Notificados a Fazenda Pública e o Ilustre Magistrado do Ministério Público (IMMP), nos termos e para os efeitos previstos nos art.ºs 411.º, n.º 6, e 413.º, n.º 1, ambos do CPP, aplicáveis ex vi art.º 41.º, n.º 1, do RGCO, ex vi art.º 3.º, al. b), do RGIT, não foram apresentadas respostas.

O IMMP neste TCAS pronunciou-se, no sentido da improcedência do recurso.

Colhidos os vistos legais vem o processo à conferência.

É a seguinte a questão a decidir:

a) Há erro de julgamento, na medida em que uma interpretação conforme a Constituição da República Portuguesa (CRP) implica que o recurso seja considerado tempestivo?

II. FUNDAMENTAÇÃO DE FACTO

II.A. O Tribunal recorrido considerou provada a seguinte matéria de facto:

“A) Em 17-10-2017, o Chefe do Serviço de Finanças do Montijo proferiu decisão no processo de contraordenação n.º 21….., tendo aplicado à Recorrente a coima de € 9.344,50 pela prática de infrações previstas na al. a) do n.º 1 do art.º 5.º da Lei n.º 25/2006, de 30 de junho. (Cfr. fls. 4 a 7 dos autos)

B) Em 27-10-2017, foi emitido e assinado no Sistema de Contraordenações (SCO) da Autoridade Tributária e Aduaneira (AT) o seguinte ofício de notificação dirigido à Recorrente:


“(texto integral no original; imagem)”

(Cfr. fls. 8 dos autos)

C) Em 28-10-2017, o ofício referido em B) foi entregue na caixa postal eletrónica do ViaCTT da Recorrente. (Cfr. fls. 9 e 10 dos autos)

D) O recurso em apreço foi enviado ao Serviço de Finanças do Montijo, por carta registada, em 29-01-2018. (Cfr. fls. 19 dos autos)”.

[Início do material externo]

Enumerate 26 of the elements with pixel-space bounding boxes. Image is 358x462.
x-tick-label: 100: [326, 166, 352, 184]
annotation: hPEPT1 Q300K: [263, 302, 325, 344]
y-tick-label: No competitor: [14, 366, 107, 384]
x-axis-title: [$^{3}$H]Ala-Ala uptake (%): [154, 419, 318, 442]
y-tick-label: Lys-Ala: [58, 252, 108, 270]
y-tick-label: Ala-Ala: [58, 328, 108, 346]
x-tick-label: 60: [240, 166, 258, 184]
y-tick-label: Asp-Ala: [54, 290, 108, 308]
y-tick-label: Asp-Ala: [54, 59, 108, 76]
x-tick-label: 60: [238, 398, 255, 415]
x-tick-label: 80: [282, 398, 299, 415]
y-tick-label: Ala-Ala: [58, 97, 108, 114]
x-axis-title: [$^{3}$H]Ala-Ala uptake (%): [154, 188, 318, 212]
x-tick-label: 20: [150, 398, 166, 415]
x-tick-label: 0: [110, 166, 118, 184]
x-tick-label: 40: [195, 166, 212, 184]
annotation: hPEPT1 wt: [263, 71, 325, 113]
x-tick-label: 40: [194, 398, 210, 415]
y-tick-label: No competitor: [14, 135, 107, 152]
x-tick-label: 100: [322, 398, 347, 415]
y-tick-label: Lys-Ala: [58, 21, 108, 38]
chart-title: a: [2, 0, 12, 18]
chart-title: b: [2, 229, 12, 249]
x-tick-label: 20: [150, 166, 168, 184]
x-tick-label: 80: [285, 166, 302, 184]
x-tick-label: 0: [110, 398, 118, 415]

II.B. Relativamente aos factos não provados, refere-se na decisão recorrida:

“Não foi demonstrado, por falta de prova, que a gerência da Recorrente só tomou conhecimento da notificação referida em B) em 29-12-2017, por só então ter acedido à sua caixa postal eletrónica. (Art.º 4.º da petição de recurso)”.

III. FUNDAMENTAÇÃO DE DIREITO

III.A. Do erro de julgamento

Considera a Recorrente ter o Tribunal a quo errado no seu julgamento, porquanto a interpretação segundo a qual a notificação se presume feita nos termos consignados no art.º 39.º, n.º 10, do Código de Procedimento e de Processo Tributário (CPPT), é contrária aos mais elementares direitos de audiência e defesa do arguido, constitucionalmente consagrados em sede de processo de contraordenação, entendendo que deveria ser aplicado o disposto no art.º 38.º, n.º 1, do CPPT.

Vejamos então.

Nos termos do art.º 80.º, n.º 1, do RGIT:

“1 - As decisões de aplicação das coimas e sanções acessórias podem ser objeto de recurso para o tribunal tributário de 1.ª instância, no prazo de 20 dias após a sua notificação, a apresentar no serviço tributário onde tiver sido instaurado o processo de contraordenação”.

A este respeito, cumpre atentar no disposto no art.º 70.º, n.º 2, do mesmo diploma, que remete para o disposto no CPPT, em matéria de notificações.

Assim, há que considerar o constante do art.º 38.º do CPPT.

Para melhor compreensão deste regime, cumpre atentar, antes de mais, no disposto no art.º 19.º da Lei Geral Tributária.

Com efeito, a Lei n.º 64-B/2011, de 30 de dezembro, alterou a redação do n.º 2 deste art.º 19.º, por forma a integrar no domicílio fiscal a caixa postal eletrónica, nos termos previstos no serviço público de caixa postal eletrónica. Como referido no Relatório do Orçamento do Estado para 2012, esta medida reflete a intenção de “simplificação e incremento do recurso às novas tecnologias de informação no procedimento tributário, nomeadamente nas relações da autoridade tributária com os contribuintes e na administração e cobrança dos impostos”.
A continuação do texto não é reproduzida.